Mid-Valley family practice clinic for UTRGV residents unveiled

MERCEDES — Nestled among some of the poorest colonias in the area, elderly homes and public schools is a new family practice clinic that will host the first-of-its-kind residency program for graduate students at the University of Texas Rio Grande Valley.

MERCEDES — Nestled among some of the poorest colonias in the area, elderly homes and public schools is a new family practice clinic that will host the first-of-its-kind residency program for graduate students at the University of Texas Rio Grande Valley.

Knapp Medical Center in collaboration with UTRGV unveiled its new 13,800-square-foot family practice clinic which will house the first Graduate Medical Education, or GME, residency program in the Mid- Valley area.

“This is very important,” said UTRGV President Guy Bailey about the new endeavor. “It expands our ability to provide health care. It expands the training options for residents. And it also cements our partnership with Knapp and our relationship with the city of Mercedes.”

The clinic is scheduled to open its doors to patients at the end of August and will then be the main home of the inaugural residents of the program — Dr. Eddy Berges, Dr. Diego Moreno, Dr. Eliana Costantino Burgazzi, Dr. Miguel A. Sanchez Rivas, Dr. Carolina Gomez de Ziegler and Dr. Marita del Pilar Sanchez Sierra — all with previous medical experience, mostly in other countries.

“Where I used to work we could go out to the mountain and the villages to really see what the need of the patients was,” said Sanchez Sierra in Spanish about her 10 years of experience practicing in Peru. “Coming to the Valley, the population is different but there is also a large Mexican and Latino population so I feel right at home.”

Sanchez Sierra moved to the Valley with her husband who works for the Knapp Medical Center in the area of infectious disease, but even as she had 10 years of primary care experience under her belt, she had to relearn and get certified in the United States to continue.

“The road was hard but my passion is being able to tend to patients,” she said. “I couldn’t be home without doing what I love. … Now I think I’ll be really happy here because we’ll be able to see all types of patients and go out to the communities.”

The city of Mercedes donated two acres of land to build the facility right across the street from South Texas school district’s Medical High School. And in 2016, the Texas Higher Education Coordinating board awarded the university $450,000 for the program.

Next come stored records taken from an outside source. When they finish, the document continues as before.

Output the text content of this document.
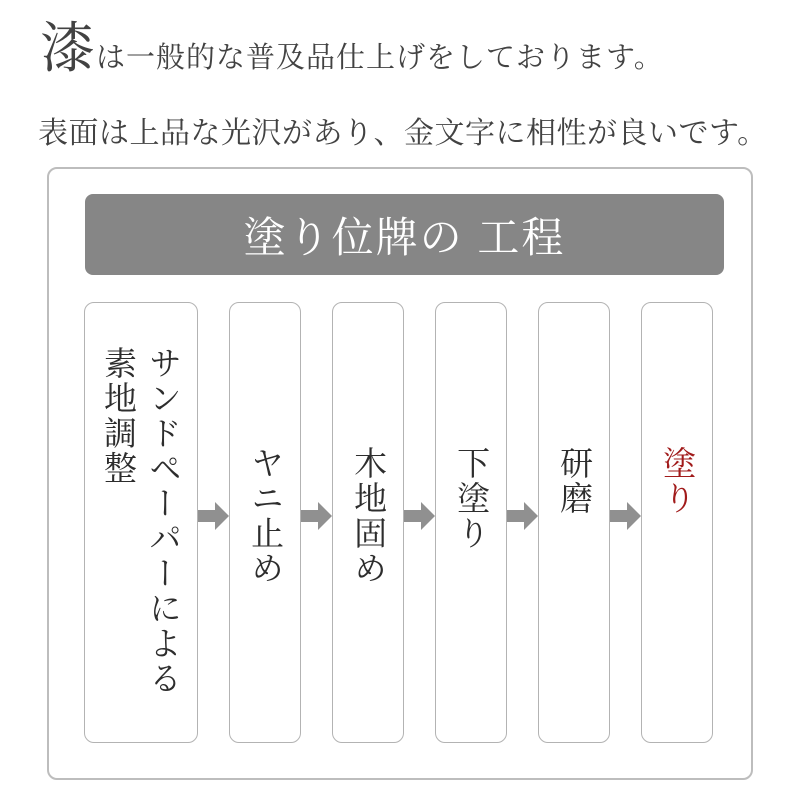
漆は一般的な普及品仕上げをしております。

表面は上品な光沢があり、金文字に相性が良いです。

塗り位牌の 工程
サンドペーパーによる
素地調整
ヤニ止め 木地固め 下塗り 研磨 塗り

Having experienced residents, who preferably knew Spanish, and were interested in staying to practice in the area were three important factors during the search, said Eron Manusov, program director for family and preventative medicine at UTRGV.

Experience was especially important for the program considering they will not only be the first to train under Knapp doctors, he added, but they will also be the ones who will train the new faculty how to work with residents in their turf.

“You have to teach the community faculty, because they know what they are doing and they are amazing, but they haven’t been teaching necessarily as much,” he said referring to the doctors who will be teaching these residents.

Due to the need for accreditation for the program, the search for the six residents began late, he said, but the university received help from the hospital’s staff to vet the 30 applicants for the six spots.

The three-year residency program at the clinic will eventually host a cohort of 18. Leading the initial six, will be Dr. Miguel Tello, associate program director and a Valley native. The residents began practicing out of Knapp Medical Center this month, he said, but will move to the clinic as soon as it opens.

His main goals as the clinic opens are to introduce the residents to the community, the community to the training clinic itself as a healthcare, and also introduce the local medical community to the clinic, he said.

“We do continue medical education for the local medical community, but to have it come from a point of residency is totally new to the area, Also hopefully in the future medical students will come, and also high-schoolers will come, those who have interest in medicine.”